Only God knows how it all turns out,
and for those who belong to Him, it turns out well.

How comforted my heart was when it stumbled upon those words earlier today. Especially when this week has been one filled with phone calls and emails bearing discouraging news on so many fronts. Relationships being stretched to their limits, precious saints being persecuted by very real threats and dangers, trying circumstances causing frustrations and fears to rear their ugly heads. Doubts rising in attempt to thwart any vestige of hope. Yet in the midst of it all, God is.

And that is truly the key. The hope.

God is.

Regardless of what circumstances might lead us to believe, life is not out of control. It is firmly held within the Father’s care.

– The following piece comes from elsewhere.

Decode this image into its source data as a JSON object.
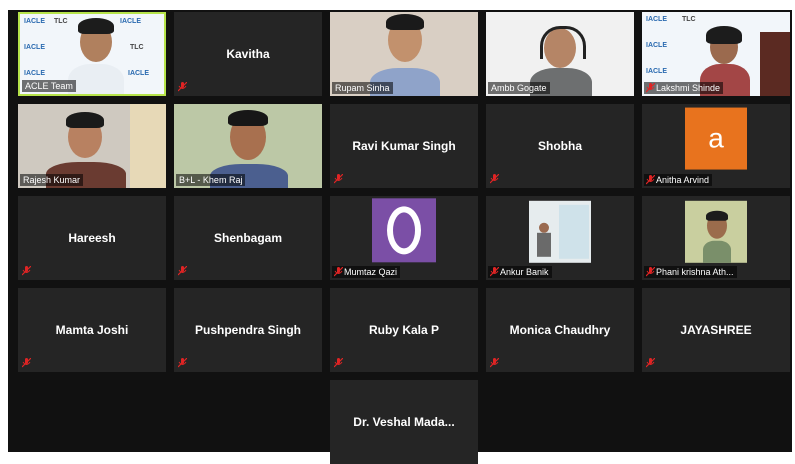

He is very much aware of everything concerning you and me. And while we may be tempted to believe that He must surely have been caught off guard by the current situations glaring at us with such hatred and intimidation, God is not surprised. Not in the least. He is fully aware. Of. It. All.

Those people we love who are suffering, God is there with them. Loving them in ways we cannot see. Moving behind the scenes, shifting kings and kingdoms to do His bidding.

That daunting situation that appears to have no end in sight, God is already there at the finish line with arms outstretched in victory.

Those temptations that seem to suck us in time and time again, God is powerful enough to overcome them. And gracious enough to forgive us when we fail.

Those relationships that cause us so much frustration, God is intervening beneath the surface, wooing and drawing hearts continually.

In each and every situation, one variable is constant: God is.

The simplicity of hope found in that statement is truly profound. So profound that it seems too simple. And so we interrupt the measures of grace, adding a complexity to life that we were never intended to live. Instead of steadily breathing in the trust that God invites, we hyperventilate, overdosing on worldly wisdom in attempt to try and make sense of the divine with our limited capacities. Grasping for reasons, we let loose of faith and slip further into despair.

The truth is, we will not always understand why things happen the way they do. But we will always have opportunity to believe.

God is good, my friends.
God is aware.
God is in control.
God simply IS.

And He has gifted us with the ability to trust that  for those who belong to Him, it all turns out well.